Números da Superintendência de Planejamento Operacional e Estatística (SPOE) da Polícia Militar apontam que o índice de mulheres presas em todo o Estado de Mato Grosso cresceu no primeiro semestre de 2019. De acordo com o levantamento, 3020 pessoas do sexo feminino foram detidas por crimes como roubo, furto, lesão corporal, homicídio e, principalmente, tráfico de drogas, de janeiro a julho.
A tendência é que este ano feche com a maior alta no número de detenções desde 2017. Para a delegada Elaine Fernandes da Silva, da Delegacia Especializada de Roubos e Furtos de Várzea Grande (Derf-VG), a estatística tem a ver não somente com a entrada da mulher na criminalidade, mas também com os avanços das ações das forças de segurança na repressão aos delitos.
“As operações policiais se tornaram mais efetivas com o aprimoramento dos setores de inteligência, como mecanismo de prevenção, e também com as investigações realizadas. Essas melhorias representaram um grande apoio no combate a diversos crimes, pois facilitam a identificação e prisão dos criminosos de ambos os sexos”, analisou a delegada.
O estudo da SPOE também indica que a maioria das mulheres presas pode ter sido influenciada pelos companheiros, com os quais têm ou tiveram algum relacionamento afetivo e que já cumpriram pena no sistema penitenciário. No entanto, a titular da Derf-VG, enfatiza que o ingresso no mundo da marginalidade é uma escolha totalmente exclusiva de cada uma que se vê inserida nesse cenário.

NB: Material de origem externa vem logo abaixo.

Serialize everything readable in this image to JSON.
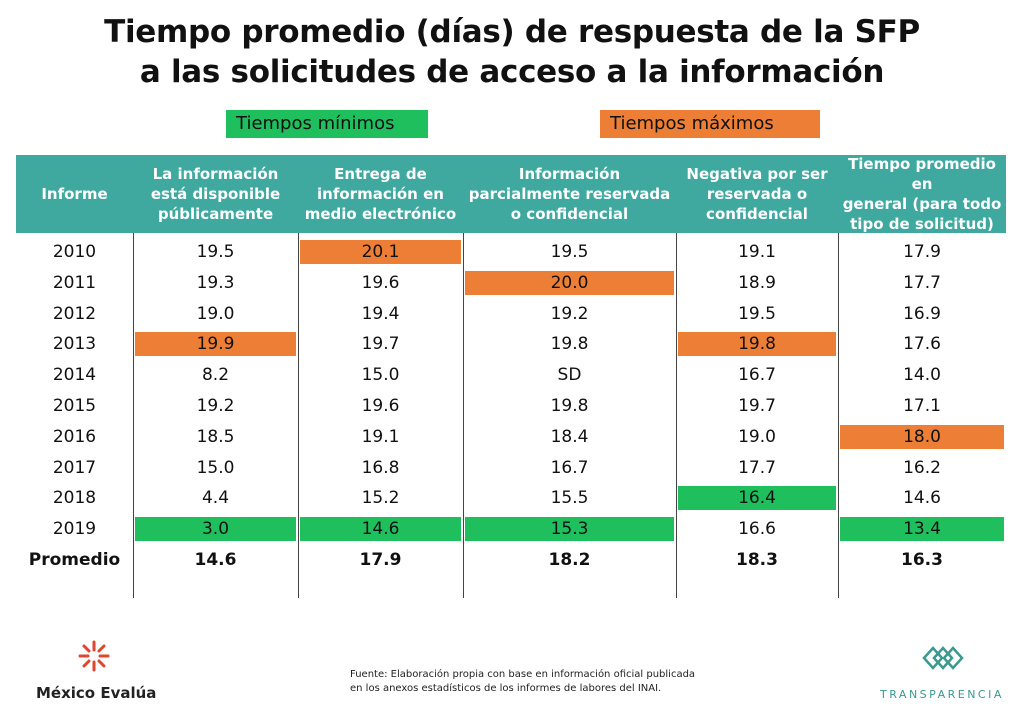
{
  "title_line1": "Tiempo promedio (días) de respuesta de la SFP",
  "title_line2": "a las solicitudes de acceso a la información",
  "legend": {
    "min_label": "Tiempos mínimos",
    "max_label": "Tiempos máximos",
    "min_color": "#1fbf5e",
    "max_color": "#ec7e36"
  },
  "header_color": "#3fa9a0",
  "chart_data": {
    "type": "table",
    "columns": [
      "Informe",
      "La información está disponible públicamente",
      "Entrega de información en medio electrónico",
      "Información parcialmente reservada o confidencial",
      "Negativa por ser reservada o confidencial",
      "Tiempo promedio en general (para todo tipo de solicitud)"
    ],
    "column_lines": [
      [
        "Informe"
      ],
      [
        "La información",
        "está disponible",
        "públicamente"
      ],
      [
        "Entrega de",
        "información en",
        "medio electrónico"
      ],
      [
        "Información",
        "parcialmente reservada",
        "o confidencial"
      ],
      [
        "Negativa por ser",
        "reservada o",
        "confidencial"
      ],
      [
        "Tiempo promedio en",
        "general (para todo",
        "tipo de solicitud)"
      ]
    ],
    "rows": [
      {
        "label": "2010",
        "values": [
          "19.5",
          "20.1",
          "19.5",
          "19.1",
          "17.9"
        ],
        "highlight": [
          "",
          "max",
          "",
          "",
          ""
        ]
      },
      {
        "label": "2011",
        "values": [
          "19.3",
          "19.6",
          "20.0",
          "18.9",
          "17.7"
        ],
        "highlight": [
          "",
          "",
          "max",
          "",
          ""
        ]
      },
      {
        "label": "2012",
        "values": [
          "19.0",
          "19.4",
          "19.2",
          "19.5",
          "16.9"
        ],
        "highlight": [
          "",
          "",
          "",
          "",
          ""
        ]
      },
      {
        "label": "2013",
        "values": [
          "19.9",
          "19.7",
          "19.8",
          "19.8",
          "17.6"
        ],
        "highlight": [
          "max",
          "",
          "",
          "max",
          ""
        ]
      },
      {
        "label": "2014",
        "values": [
          "8.2",
          "15.0",
          "SD",
          "16.7",
          "14.0"
        ],
        "highlight": [
          "",
          "",
          "",
          "",
          ""
        ]
      },
      {
        "label": "2015",
        "values": [
          "19.2",
          "19.6",
          "19.8",
          "19.7",
          "17.1"
        ],
        "highlight": [
          "",
          "",
          "",
          "",
          ""
        ]
      },
      {
        "label": "2016",
        "values": [
          "18.5",
          "19.1",
          "18.4",
          "19.0",
          "18.0"
        ],
        "highlight": [
          "",
          "",
          "",
          "",
          "max"
        ]
      },
      {
        "label": "2017",
        "values": [
          "15.0",
          "16.8",
          "16.7",
          "17.7",
          "16.2"
        ],
        "highlight": [
          "",
          "",
          "",
          "",
          ""
        ]
      },
      {
        "label": "2018",
        "values": [
          "4.4",
          "15.2",
          "15.5",
          "16.4",
          "14.6"
        ],
        "highlight": [
          "",
          "",
          "",
          "min",
          ""
        ]
      },
      {
        "label": "2019",
        "values": [
          "3.0",
          "14.6",
          "15.3",
          "16.6",
          "13.4"
        ],
        "highlight": [
          "min",
          "min",
          "min",
          "",
          "min"
        ]
      }
    ],
    "average": {
      "label": "Promedio",
      "values": [
        "14.6",
        "17.9",
        "18.2",
        "18.3",
        "16.3"
      ]
    }
  },
  "footer": {
    "logo_left": "México Evalúa",
    "source_line1": "Fuente: Elaboración propia con base en información oficial publicada",
    "source_line2": "en los anexos estadísticos de los informes de labores del INAI.",
    "logo_right": "TRANSPARENCIA"
  }
}
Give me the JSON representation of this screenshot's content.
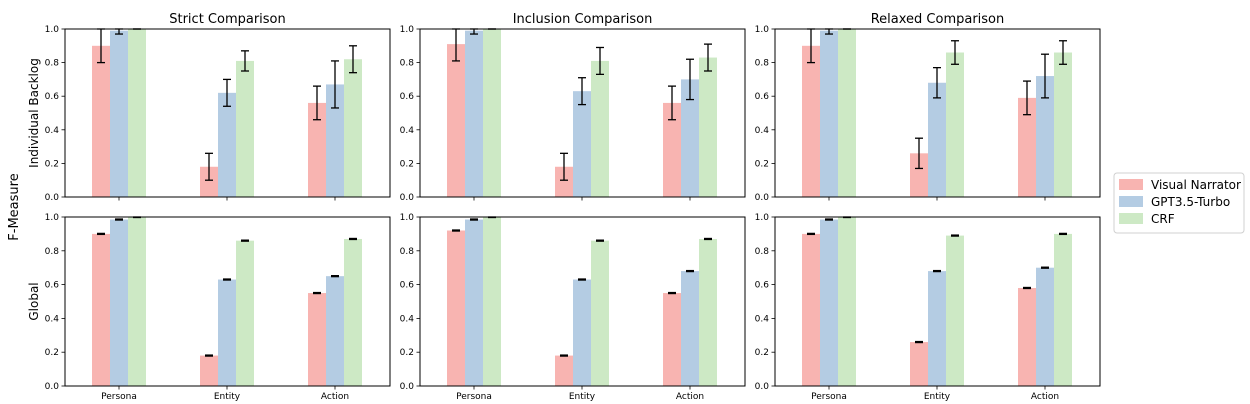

“Claro que a influência dos maridos pode afetar, mas essa é uma decisão que cabe, unicamente, às mulheres envolvidas. Algumas delas vislumbram uma oportunidade de vida nesse mundo ilegal, principalmente por meio do tráfico de drogas. Muitas chegam a assumir o comando de bocas de fumo ou pontos de venda de entorpecentes, antes chefiados pelos esposos, e acabam conquistando status, poder e protagonismo”.
A professora da Faculdade de História da Universidade Federal de Mato Grosso (UFMT) e especialista em mulheres no sistema prisional, Ana Maria Marques, também ressalta que as condições sociais e financeiras são fundamentais para levar uma dona de casa a atuar nos negócios irregulares.
“Muitas dessas mulheres criam os filhos sozinhas e dependem de outras pessoas para ajudá-la enquanto passam o dia inteiro no trabalho para receber salários exíguos. Nesse contexto, o crime surge como uma saída de emergência. Uma forma de ganhar dinheiro fácil para ajudar na manutenção da casa. E isso se transforma em um círculo vicioso, que quase sempre tem a ver com o empobrecimento econômico da população e o avanço da miséria”.
A pesquisadora destaca que a prisão de uma mulher, além do dano pessoal e emocional, gera uma série de prejuízos irreparáveis no âmbito familiar, como a ausência no processo de formação dos filhos.
“Quando uma mulher é presa, famílias são abandonadas e destruídas. Laços entre mãe e filhos são rompidos e ninguém nunca poderá indenizar isso. Sem falar na dupla pena que pagam na cadeia, onde são esquecidas, traídas e malvistas pelos seus companheiros. É muito difícil de recuperar a autoestima de uma mulher que passa pelo cárcere, devido à humilhação pela qual são submetidas”.
A solução para o problema, segundo a professora e a delegada, passa por uma ampla reforma na legislação do Código Penal e no Código Processual Penal. Ana Maria criticou o Poder Público pela forma como conduz a temática e frisou que o quadro da criminalidade não vai apresentar melhoras se as leis não forem alteradas.
“As ações policiais estão direcionadas ao cumprimento da lei e da ordem, logo, o problema é mais acima. Tem a ver com a governança, com as políticas públicas e interesses econômicos. E não há perspectivas de mudança, porque o governo que está aí quer prender mais, criminalizar mais, matar mais. Então, se não mudarem as leis penais mais gente inocente morrerá ou pagará penas injustas”, disse a pesquisadora.
“Não é prendendo que vamos diminuir o crime. Pelo contrário. Mas as pessoas em geral ainda não entendem isso, infelizmente. É um problema social. Acredito que cerca de 60% das mulheres que estão presas no Brasil inteiro não estão pagando por crime que cometeram, mas por um erro do Estado em culpabilizá-las, sozinhas, por um crime social”, completa.
Elaine Fernandes analisa de forma diferente. Para a delegada, as mudanças na legislação penal devem se tornar mais rígidas para coibir a ação dos infratores. “As penas para quem comete crimes são muito brandas. Os criminosos passam pouco tempo na cadeia e logo são colocados em liberdade. Isso gera na sociedade a sensação de desalento, de impunidade e de que o crime compensa”.